David Hockney-esque pool? Check. Instagram-certified pizza slinger? Check. Dozens of well heeled cosmopolitans, branded beach balls, and sponsored potato chips? Check, check, and check.
It was everything a Beverly Hills book party ought to be, and now I’ve got #goals for the INCIDENTALS launch.
But let’s take it back, way back, to the imagined conference that descends on the island of Lāna'i in the spring of 2018. A drug that makes you think bigger and better: who wouldn’t want it? That’s the governing principle behind probitas, the supplement revealed in chapter 24 of the heretofore unseen directors cut of The Goddess Effect. As you’ll see, Adam, the founder of the Gig and the former startup whisperer, is worried about whether the drug will have its intended effect. Only one way to find out!
If you’re catching up, might I suggest:
24
Adam’s assistant had selected a decent group of candidates, but Adam couldn’t count on all 50 of them to come to the after hours brainstorm. Things happened, at these conferences. Even the most well intentioned of attendees drank too much at happy hour (it was an open bar, after all), turned a power nap into a full night of sleep, dove headfirst down the rabbit hole of a potential hook up. Last week, in Dane’s sound proof wine cellar, seated in high backed chairs around a concrete table, Adam brought this up to his partners. One thousand people had bought tickets to Evolve. Were they absolutely sure that they’d weeded out the best 150?
“What if the next Kevin Systrom, or Kathryn Bigelow, or Anthony Bourdain is at Evolve but we somehow missed them? Don’t you want backup, something more than what our assistants gave us?”
“Nicole does fuck up my lunch order a lot,” Dane said, swirling his Cabernet.
“Bigelow won’t return my calls, so let me just say, for the record, that I do not want another of her,” said Paul, jabbing the table with his finger, “but, yeah, I guess I see your point.
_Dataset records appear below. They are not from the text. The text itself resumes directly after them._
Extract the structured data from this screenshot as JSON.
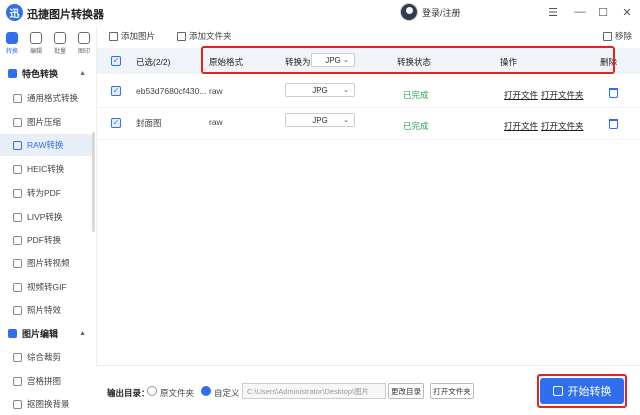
{
  "app": {
    "logo_char": "迅",
    "title": "迅捷图片转换器",
    "login_text": "登录/注册"
  },
  "window_controls": {
    "menu": "☰",
    "minimize": "—",
    "maximize": "☐",
    "close": "✕"
  },
  "nav_tabs": [
    {
      "label": "转换",
      "active": true
    },
    {
      "label": "编辑",
      "active": false
    },
    {
      "label": "批量",
      "active": false
    },
    {
      "label": "图印",
      "active": false
    }
  ],
  "sidebar": {
    "sections": [
      {
        "label": "特色转换",
        "items": [
          "通用格式转换",
          "图片压缩",
          "RAW转换",
          "HEIC转换",
          "转为PDF",
          "LIVP转换",
          "PDF转换",
          "图片转视频",
          "视频转GIF",
          "照片特效"
        ]
      },
      {
        "label": "图片编辑",
        "items": [
          "综合裁剪",
          "宫格拼图",
          "抠图换背景"
        ]
      }
    ],
    "active_item": "RAW转换"
  },
  "toolbar": {
    "add_image": "添加图片",
    "add_folder": "添加文件夹",
    "remove": "移除"
  },
  "table": {
    "selected_label": "已选(2/2)",
    "headers": {
      "format": "原始格式",
      "convert_to": "转换为",
      "status": "转换状态",
      "action": "操作",
      "delete": "删除"
    },
    "convert_to_value": "JPG",
    "rows": [
      {
        "name": "eb53d7680cf430...",
        "format": "raw",
        "target": "JPG",
        "status": "已完成",
        "open_file": "打开文件",
        "open_folder": "打开文件夹"
      },
      {
        "name": "封面图",
        "format": "raw",
        "target": "JPG",
        "status": "已完成",
        "open_file": "打开文件",
        "open_folder": "打开文件夹"
      }
    ]
  },
  "bottom": {
    "output_label": "输出目录：",
    "opt_source": "原文件夹",
    "opt_custom": "自定义",
    "path_value": "C:\\Users\\Administrator\\Desktop\\图片",
    "change_dir": "更改目录",
    "open_folder": "打开文件夹",
    "start": "开始转换"
  },
  "colors": {
    "accent": "#2f6fed",
    "success": "#2ca84c",
    "highlight": "#e02424"
  }
}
But who the hell is gonna sort through the rest of the attendees?”
“Thankfully, there’s an app for that,” Adam said with a self-satisfied grin. He’d gotten one of his founders to program a bot into the Evolve app that analyzed the appearance and credentials of all attendees and sent invitations, via push notification, to only the most worthy. It performed the analysis in real time, so if a girl had submitted a picture that portrayed her to be a 10 even though she was generally a four, the app would factor that into its algorithm that and withhold an invitation (the app also ignored anyone who had registered as male). As with paper versions, once the invitations were sent, they couldn’t be recalled, so if someone decided to get obscenely inebriated between 4 p.m. and 11 p.m., when the V.I.P. brainstorm started, they’d be dealt with by a bouncer at the door.
“We’re not going to know every single person who walks into the suite, but all of them will have been vetted in some way, and increasing our pool means we increase the chances of one, or hopefully, all, of us leaving Lāna'i with a big, money making, game changing proposition,” Adam said. “So what do you say?”
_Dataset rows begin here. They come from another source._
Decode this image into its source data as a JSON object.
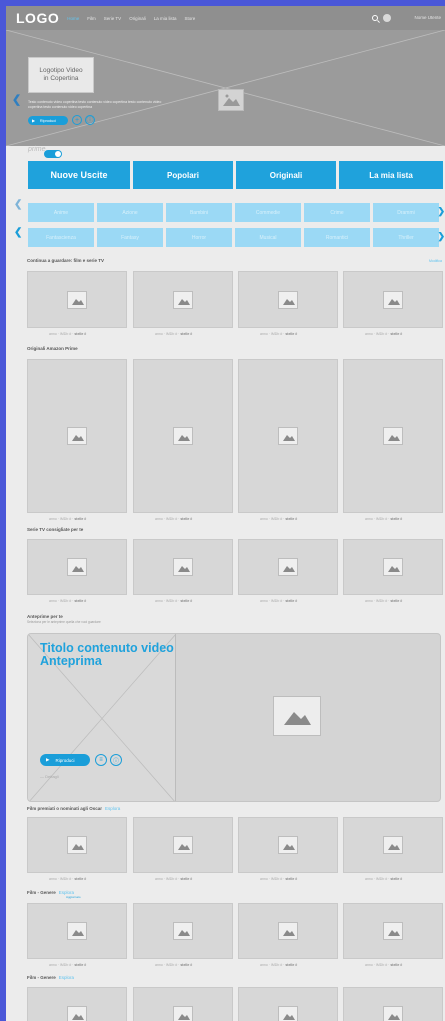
{
  "nav": {
    "logo": "LOGO",
    "links": [
      "Home",
      "Film",
      "Serie TV",
      "Originali",
      "La mia lista",
      "Store"
    ],
    "username": "Nome Utente",
    "search_icon": "search-icon",
    "avatar_icon": "avatar"
  },
  "hero": {
    "logo_text": "Logotipo Video\nin Copertina",
    "description": "Testo contenuto video copertina testo contenuto video copertina testo contenuto video copertina testo contenuto video copertina",
    "play_label": "Riproduci",
    "add_icon": "plus-icon",
    "info_icon": "info-icon"
  },
  "prime": {
    "label": "prime"
  },
  "tabs": [
    "Nuove Uscite",
    "Popolari",
    "Originali",
    "La mia lista"
  ],
  "genres_row1": [
    "Anime",
    "Azione",
    "Bambini",
    "Commedie",
    "Crime",
    "Drammi"
  ],
  "genres_row2": [
    "Fantascienza",
    "Fantasy",
    "Horror",
    "Musical",
    "Romantici",
    "Thriller"
  ],
  "card_meta": {
    "year": "anno",
    "imdb": "IMDb #",
    "stars": "stelle #"
  },
  "sections": {
    "continue": {
      "title": "Continua a guardare: film e serie TV",
      "more": "Modifica"
    },
    "originals": {
      "title": "Originali Amazon Prime"
    },
    "series": {
      "title": "Serie TV consigliate per te"
    },
    "preview": {
      "title": "Anteprime per te",
      "subtitle": "Seleziona per le anteprime quella che vuoi guardare",
      "video_title": "Titolo contenuto video Anteprima",
      "play_label": "Riproduci",
      "more_label": "Dettagli"
    },
    "oscar": {
      "title": "Film premiati o nominati agli Oscar",
      "link": "Esplora"
    },
    "genre1": {
      "title": "Film - Genere",
      "link": "Esplora",
      "badge": "Aggiornato"
    },
    "genre2": {
      "title": "Film - Genere",
      "link": "Esplora"
    }
  },
  "colors": {
    "accent": "#1fa2dc",
    "genre": "#9bd9f5",
    "background": "#4a57d8",
    "nav": "#8f8f8f"
  }
}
Paul shrugged. “Sure,” he said. “You’re the tech whiz.” The three of them clinked together their thin glass goblets.
Now, in the primary bedroom of his two floor suite at the Oracle of Lāna'i, with 15 minutes until the start of the first night’s brainstorm, Adam attempted to summon the conviction he’d had in Dane’s cellar. He was nervous. What if this was a total wash, another however many millions down the drain? What if Paul and Dane sued him for the money they lost? What if — and this was the main source of the pit forming in his stomach — what he was doing was not smart and forward thinking, but somehow devious and wrong?
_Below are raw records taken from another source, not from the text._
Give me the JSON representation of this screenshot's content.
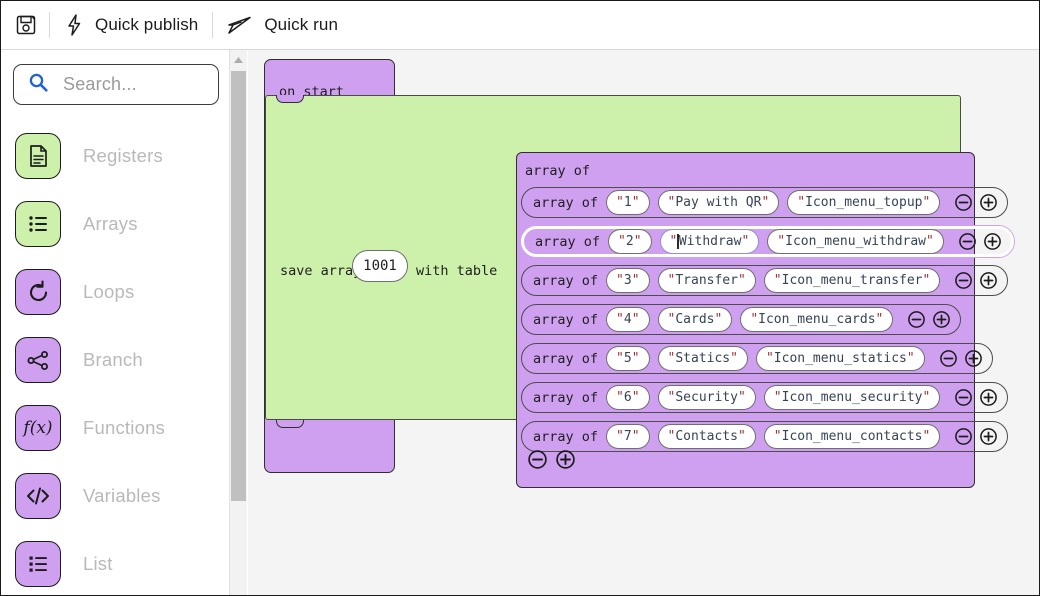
{
  "toolbar": {
    "save_icon": "save-disk-icon",
    "items": [
      {
        "label": "Quick publish",
        "icon": "lightning-bolt-icon"
      },
      {
        "label": "Quick run",
        "icon": "paper-plane-icon"
      }
    ]
  },
  "sidebar": {
    "search": {
      "placeholder": "Search...",
      "value": "",
      "icon": "search-icon"
    },
    "items": [
      {
        "label": "Registers",
        "icon": "document-icon",
        "color": "#cdf0ab"
      },
      {
        "label": "Arrays",
        "icon": "list-icon",
        "color": "#cdf0ab"
      },
      {
        "label": "Loops",
        "icon": "loop-icon",
        "color": "#cfa0f0"
      },
      {
        "label": "Branch",
        "icon": "branch-icon",
        "color": "#cfa0f0"
      },
      {
        "label": "Functions",
        "icon": "function-icon",
        "color": "#cfa0f0"
      },
      {
        "label": "Variables",
        "icon": "code-icon",
        "color": "#cfa0f0"
      },
      {
        "label": "List",
        "icon": "list-icon",
        "color": "#cfa0f0"
      }
    ],
    "scrollbar": {
      "arrow_icon": "chevron-up-icon"
    }
  },
  "canvas": {
    "on_start": {
      "label": "on start",
      "color": "#cfa0f0"
    },
    "save_array": {
      "prefix": "save array",
      "number_value": "1001",
      "suffix": "with table",
      "color": "#cdf0ab"
    },
    "array_block": {
      "title": "array of",
      "color": "#cfa0f0",
      "row_label": "array of",
      "minus_icon": "minus-circle-icon",
      "plus_icon": "plus-circle-icon",
      "rows": [
        {
          "index": "1",
          "name": "Pay with QR",
          "icon_name": "Icon_menu_topup",
          "selected": false
        },
        {
          "index": "2",
          "name": "Withdraw",
          "icon_name": "Icon_menu_withdraw",
          "selected": true
        },
        {
          "index": "3",
          "name": "Transfer",
          "icon_name": "Icon_menu_transfer",
          "selected": false
        },
        {
          "index": "4",
          "name": "Cards",
          "icon_name": "Icon_menu_cards",
          "selected": false
        },
        {
          "index": "5",
          "name": "Statics",
          "icon_name": "Icon_menu_statics",
          "selected": false
        },
        {
          "index": "6",
          "name": "Security",
          "icon_name": "Icon_menu_security",
          "selected": false
        },
        {
          "index": "7",
          "name": "Contacts",
          "icon_name": "Icon_menu_contacts",
          "selected": false
        }
      ]
    }
  }
}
For weeks now, Adam had been turning over the same rationalization in his head: thought theft was nothing new. It happened it fashion all the time, in the literary world, in art. A million French dudes had painted like Monet, did Monet “steal” waterlilies from them? Or haystacks? Of course not. “Theft” was a defeatist way to think about it, he should really stop doing that. He was merely manufacturing the conditions for ideas to flow freely, and in an open forum, as in an open market, everything was up for grabs. Often, a Big Idea was on the tip of many tongues, it just took one person to elucidate it coherently. If he was going to be that person, tonight, he had to have his wits about him, stay focused, and stay away from the probitas, as much as he wanted to partake.
He slid open the top drawer of the dresser and helped himself to two brain boosts, unadulterated nootropics, the best on the market. He caught his reflection in the mirror above, ran a hand over the top of his head, balled up his fists, and threw a one-two punch at the man staring back. “You’ve got this,” he grunted.